Monday, Mar. 01, 1948
"Too Bloody Awful"
The Labor government had not yet dared to tell Britons what they faced. Sir Stafford Cripps, by proposing a wage freeze (TIME, Feb 16), had led Labor up to one big hurdle. But could the keen-minded jockey make the massive, stubborn trades union movement take even this first unpleasant jump? Was the beast bred or built for it?
Disagreeable Program. Last week Cripps's chances of persuasion looked better, on paper. The General Council of the Trades Union Congress agreed in principle to the wage freeze. To make it less chilling, Cripps announced that he was giving British business one month to prepare "some plan for price and profit decreases," to match the wage-pegging.
The T.U.C. General Council, however, has no direct control over its constituent unions or their nearly 8,000,000 members. It can only "recommend." A real test of Cripps's disagreeable program will come next month, when leaders of individual unions meet. Already some unions had balked. Last week the huge Confederation of Shipbuilding & Engineering Unions (3,000,000 members) was still insisting on a general wage increase. Said Communist Arthur Horner, general secretary of the Mineworkers' Union: "The first blow in the economic crisis must be struck at profits and luxury living, not at wages."

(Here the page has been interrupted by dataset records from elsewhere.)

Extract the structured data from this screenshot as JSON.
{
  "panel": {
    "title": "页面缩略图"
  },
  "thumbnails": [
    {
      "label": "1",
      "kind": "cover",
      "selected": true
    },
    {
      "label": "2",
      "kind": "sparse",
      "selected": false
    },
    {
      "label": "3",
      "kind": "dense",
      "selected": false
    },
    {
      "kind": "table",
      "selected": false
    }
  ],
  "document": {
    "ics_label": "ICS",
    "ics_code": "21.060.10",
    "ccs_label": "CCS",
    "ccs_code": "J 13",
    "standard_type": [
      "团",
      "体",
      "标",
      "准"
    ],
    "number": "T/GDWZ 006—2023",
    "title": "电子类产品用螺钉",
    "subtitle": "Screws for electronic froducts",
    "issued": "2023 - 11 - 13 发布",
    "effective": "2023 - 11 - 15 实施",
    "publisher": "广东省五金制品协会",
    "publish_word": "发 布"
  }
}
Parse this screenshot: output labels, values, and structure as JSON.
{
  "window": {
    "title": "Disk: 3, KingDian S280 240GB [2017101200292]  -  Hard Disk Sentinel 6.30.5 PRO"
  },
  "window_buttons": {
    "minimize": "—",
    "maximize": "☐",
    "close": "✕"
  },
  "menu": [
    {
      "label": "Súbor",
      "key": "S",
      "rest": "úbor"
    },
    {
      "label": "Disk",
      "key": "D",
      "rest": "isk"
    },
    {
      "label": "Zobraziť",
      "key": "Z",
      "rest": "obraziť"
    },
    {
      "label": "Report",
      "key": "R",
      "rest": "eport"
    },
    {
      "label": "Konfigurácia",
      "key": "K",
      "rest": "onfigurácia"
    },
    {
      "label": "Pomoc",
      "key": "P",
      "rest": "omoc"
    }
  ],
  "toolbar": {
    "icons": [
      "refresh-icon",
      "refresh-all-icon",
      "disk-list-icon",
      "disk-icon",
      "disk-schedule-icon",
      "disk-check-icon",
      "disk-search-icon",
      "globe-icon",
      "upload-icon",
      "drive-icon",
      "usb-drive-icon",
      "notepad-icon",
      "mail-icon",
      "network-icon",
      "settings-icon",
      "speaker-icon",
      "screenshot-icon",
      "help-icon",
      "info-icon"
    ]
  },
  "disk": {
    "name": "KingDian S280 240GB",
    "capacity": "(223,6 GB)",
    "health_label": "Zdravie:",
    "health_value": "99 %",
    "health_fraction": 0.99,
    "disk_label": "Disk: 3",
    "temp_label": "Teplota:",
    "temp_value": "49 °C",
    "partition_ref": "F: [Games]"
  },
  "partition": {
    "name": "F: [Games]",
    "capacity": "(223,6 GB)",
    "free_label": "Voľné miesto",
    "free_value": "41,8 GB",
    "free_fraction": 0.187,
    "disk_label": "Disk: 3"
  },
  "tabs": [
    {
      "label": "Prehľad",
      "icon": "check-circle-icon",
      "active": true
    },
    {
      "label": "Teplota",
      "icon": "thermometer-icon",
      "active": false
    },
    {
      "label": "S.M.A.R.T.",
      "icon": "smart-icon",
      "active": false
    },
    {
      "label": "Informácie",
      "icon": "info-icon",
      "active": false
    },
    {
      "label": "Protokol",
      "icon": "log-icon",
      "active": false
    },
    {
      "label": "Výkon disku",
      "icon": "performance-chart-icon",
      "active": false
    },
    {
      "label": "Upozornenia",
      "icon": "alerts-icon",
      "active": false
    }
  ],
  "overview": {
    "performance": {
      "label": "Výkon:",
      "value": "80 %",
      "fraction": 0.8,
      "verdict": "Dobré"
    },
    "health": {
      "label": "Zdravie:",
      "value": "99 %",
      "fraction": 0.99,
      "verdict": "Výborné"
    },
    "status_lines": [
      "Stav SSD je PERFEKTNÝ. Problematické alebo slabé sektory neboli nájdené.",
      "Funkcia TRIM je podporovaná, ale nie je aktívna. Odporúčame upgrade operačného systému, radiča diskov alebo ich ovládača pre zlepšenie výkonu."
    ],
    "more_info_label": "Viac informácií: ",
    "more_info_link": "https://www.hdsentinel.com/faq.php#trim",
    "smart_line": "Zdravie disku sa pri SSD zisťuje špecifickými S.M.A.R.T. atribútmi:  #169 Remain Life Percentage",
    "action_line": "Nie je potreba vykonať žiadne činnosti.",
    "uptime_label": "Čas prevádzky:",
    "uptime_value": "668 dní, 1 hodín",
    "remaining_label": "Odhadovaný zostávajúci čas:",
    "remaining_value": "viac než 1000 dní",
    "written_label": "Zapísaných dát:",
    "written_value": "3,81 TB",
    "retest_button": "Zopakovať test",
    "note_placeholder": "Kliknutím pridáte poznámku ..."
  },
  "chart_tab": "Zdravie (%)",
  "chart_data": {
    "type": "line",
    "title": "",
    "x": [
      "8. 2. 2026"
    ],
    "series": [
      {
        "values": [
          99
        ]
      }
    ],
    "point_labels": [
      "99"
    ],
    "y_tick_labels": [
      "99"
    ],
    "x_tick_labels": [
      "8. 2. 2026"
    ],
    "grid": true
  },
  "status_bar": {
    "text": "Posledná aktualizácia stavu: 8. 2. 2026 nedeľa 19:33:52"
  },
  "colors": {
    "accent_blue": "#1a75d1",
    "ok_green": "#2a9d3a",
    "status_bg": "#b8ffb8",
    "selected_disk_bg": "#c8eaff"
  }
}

Improvident Family. Even if Cripps persuades the trades unions to accept a wage freeze, he must take Britons over still harder jumps. The bluntest warning of their probable nature came, not from any government leader, but from the London Economist. "Britain has been living like an improvident family," it wrote, "which, failing to make both ends meet, first spends the accumulated capital of the past, then borrows from friends . . . and when their loans are exhausted, begins to pawn the furniture. . . . When a family faces bankruptcy, either it goes under to a life of perpetual makeshift and pauperism, or it restores its solvency by vigorous action--by buying less, by cutting down every kind of expense and by straining every nerve to sell more of its goods and services."
What did Britain have to do to avoid pauperism? In the past two years, Britain has spent abroad $4 billion more than it had earned, expects to spend this year at least $1 billion more than it is likely to earn. British planners know that a day of terrible decision will arrive about April 1. Unless by then ERP is not only assured, but aid's arrival is guaranteed by a definite early date (midsummer or early fall), the British Government will have to slash imports. It can no longer afford to shovel in some $200 million a month of dwindling gold and dollar reserves to fill the trade gap.
In the best die-away officialese, Cripps had explained what might happen next: "If it becomes necessary to cut our dollar imports further, we shall be almost bound to have to cut raw materials. That will undoubtedly cause inconvenience." This characteristically deadpan remark was British understatement with a vengeance. One of the many things Cripps did not say--though implicit in what he said--is that one ultimate method of closing a trade gap is starving to death.
Marshall Plan aid--like loans in the past--could postpone catastrophe and buy Britain more recovery time. An economic White Paper, to be published soon, will assume such aid, because, as one Briton put it, "the alternative would be just too bloody awful."